Pada akhirnya, upaya Indonesia untuk “melindungi sanksi” ekonominya dan “melindungi embargo” angkatan udaranya berjalan beriringan, dengan kemungkinan yang sangat signifikan bahwa AS dan negara-negara Barat lainnya akan berusaha untuk lebih meningkatkan tekanan pada negara tersebut atas hubungan dekatnya yang terus berlanjut dengan Tiongkok dan Rusia. Memang, kesimpulan bahwa ancaman sanksi terhadap Indonesia atas akuisisi Su-35 telah mengasingkan negara dari Washington sesuai dengan tren yang lebih luas, karena analis Barat telah memperingatkan bahwa terdapat banyak sanksi sekunder terhadap mitra dagang Rusia sedang mengasingkan sebagian besar dunia non-Barat.

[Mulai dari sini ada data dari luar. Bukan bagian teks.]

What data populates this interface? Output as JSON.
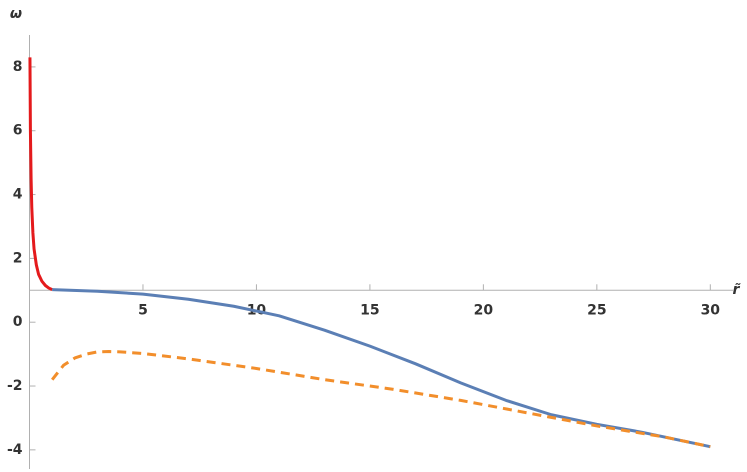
{
  "chart_data": {
    "type": "line",
    "xlabel": "r̃",
    "ylabel": "ω",
    "xlim": [
      0,
      31
    ],
    "ylim": [
      -4.6,
      9.0
    ],
    "xticks": [
      5,
      10,
      15,
      20,
      25,
      30
    ],
    "yticks": [
      -4,
      -2,
      0,
      2,
      4,
      6,
      8
    ],
    "origin": [
      0,
      1
    ],
    "series": [
      {
        "color": "#e41a1c",
        "dashed": false,
        "x": [
          0.02,
          0.04,
          0.07,
          0.1,
          0.15,
          0.2,
          0.3,
          0.4,
          0.55,
          0.7,
          0.85,
          1.0
        ],
        "values": [
          8.3,
          6.0,
          4.5,
          3.6,
          2.8,
          2.3,
          1.8,
          1.5,
          1.28,
          1.15,
          1.07,
          1.02
        ]
      },
      {
        "color": "#5b7fb5",
        "dashed": false,
        "x": [
          1,
          3,
          5,
          7,
          9,
          11,
          13,
          15,
          17,
          19,
          21,
          23,
          25,
          27,
          30
        ],
        "values": [
          1.02,
          0.97,
          0.88,
          0.72,
          0.5,
          0.2,
          -0.25,
          -0.75,
          -1.3,
          -1.9,
          -2.45,
          -2.9,
          -3.2,
          -3.45,
          -3.9
        ]
      },
      {
        "color": "#f28e2b",
        "dashed": true,
        "x": [
          1,
          1.5,
          2,
          2.5,
          3,
          3.5,
          4,
          5,
          7,
          10,
          13,
          16,
          19,
          22,
          25,
          28,
          30
        ],
        "values": [
          -1.8,
          -1.35,
          -1.12,
          -1.0,
          -0.93,
          -0.92,
          -0.93,
          -0.98,
          -1.15,
          -1.45,
          -1.8,
          -2.1,
          -2.45,
          -2.85,
          -3.25,
          -3.6,
          -3.9
        ]
      }
    ]
  }
}
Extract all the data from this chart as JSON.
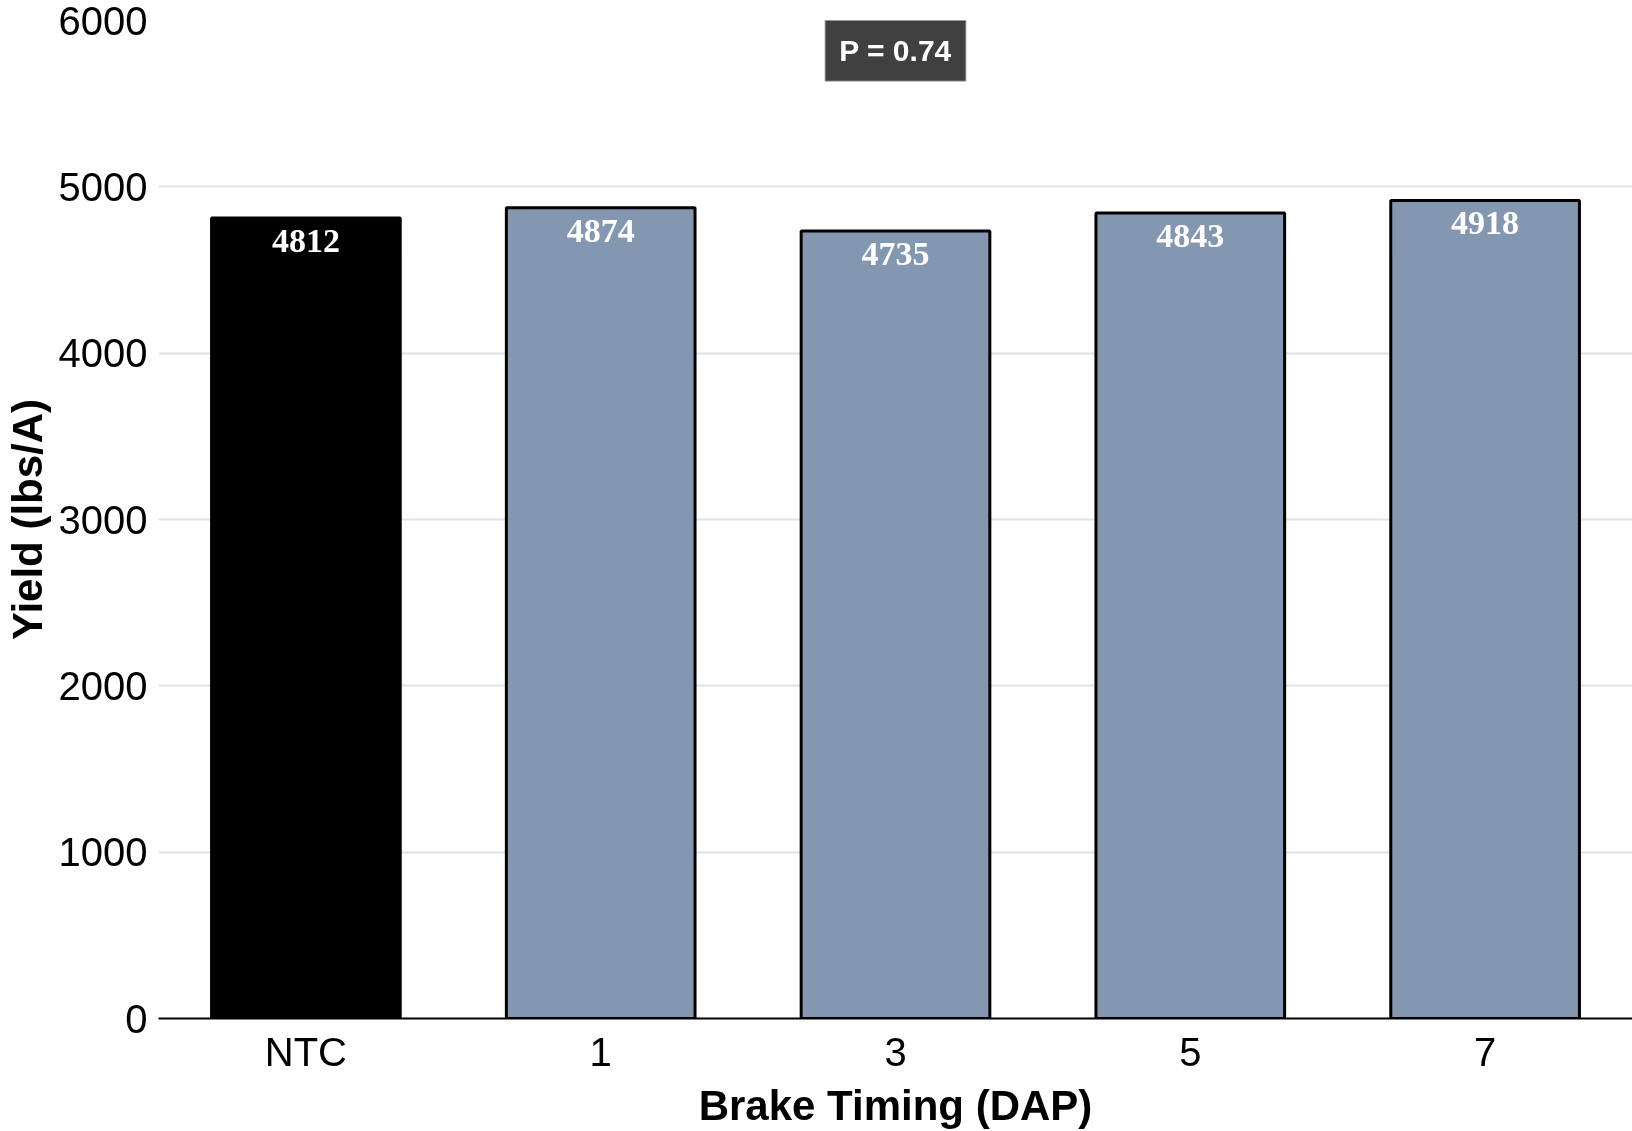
{
  "chart_data": {
    "type": "bar",
    "xlabel": "Brake Timing (DAP)",
    "ylabel": "Yield (lbs/A)",
    "categories": [
      "NTC",
      "1",
      "3",
      "5",
      "7"
    ],
    "values": [
      4812,
      4874,
      4735,
      4843,
      4918
    ],
    "colors": [
      "#000000",
      "#8497b0",
      "#8497b0",
      "#8497b0",
      "#8497b0"
    ],
    "ylim": [
      0,
      6000
    ],
    "yticks": [
      0,
      1000,
      2000,
      3000,
      4000,
      5000,
      6000
    ],
    "grid": "y",
    "data_labels": true,
    "annotations": [
      "P = 0.74"
    ]
  }
}
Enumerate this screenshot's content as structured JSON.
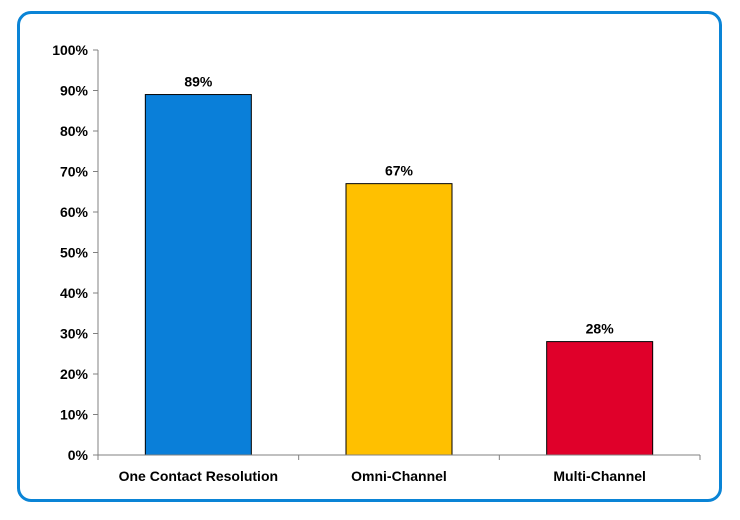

Jakarta menolak tekanan Barat untuk menjauhi Moskow, dan Jakarta juga menolak tekanan atas hubungan dengan Tiongkok, contoh yang menonjol adalah tekanan AS untuk membatasi hubungan dengan raksasa telekomunikasi Tiongkok Huawei. Pemerintah Indonesia malah terus merencanakan “proyek strategis” kolaboratif baru dengan perusahaansembari mengandalkan Tiongkok sebagai mitra dagang dan investasi terbesar dan dengan pertumbuhan tercepat, meredupkan harapan Barat bahwa Jakarta akan memihak Beijing. Mempertimbangkan preseden negara-negara Barat yang memberikan sanksi kepada mitra dagang musuh mereka – pemberlakuan sanksi sekunder tentang mitra dagang Rusia dari India ke Uni Emirat Arab menjadi contoh kasus terkini – Jakarta punya alasan kuat untuk waspada terhadap upaya negara-negara Barat di masa depan untuk menargetkan perekonomiannya.
Seiring tren menuju pembuktian sanksi terhadap ekonomi Indonesia terus memperkuat posisi Jakarta untuk melanjutkan kesepakatan Su-35, “kondisi yang tepat” yang dimaksud Duta Besar Tavares kemungkinan besar akan muncul. Peningkatan tekanan Barat yang diharapkan atas hubungan Indonesia dengan Tiongkok akan merangsang proses ini. Baik preseden historis maupun tren geopolitik dan ekonomi dengan demikian menunjukkan bahwa Indonesia tidak mungkin membiarkan dirinya kembali sepenuhnya bergantung pada pesawat tempur Barat, meskipun Su-35 adalah pesawat tempur Rusia yang paling mampu yang ditawarkan untuk ekspor pada tahun 2018, pada saat kesepakatan berlanjut, sangat mungkin juga Kementerian Pertahanan Indonesia akan datang untuk mendukung varian baru yang disempurnakan dari Su-35, atau mungkin Su-57 generasi kelima, yang keduanya belum tersedia sebelumnya.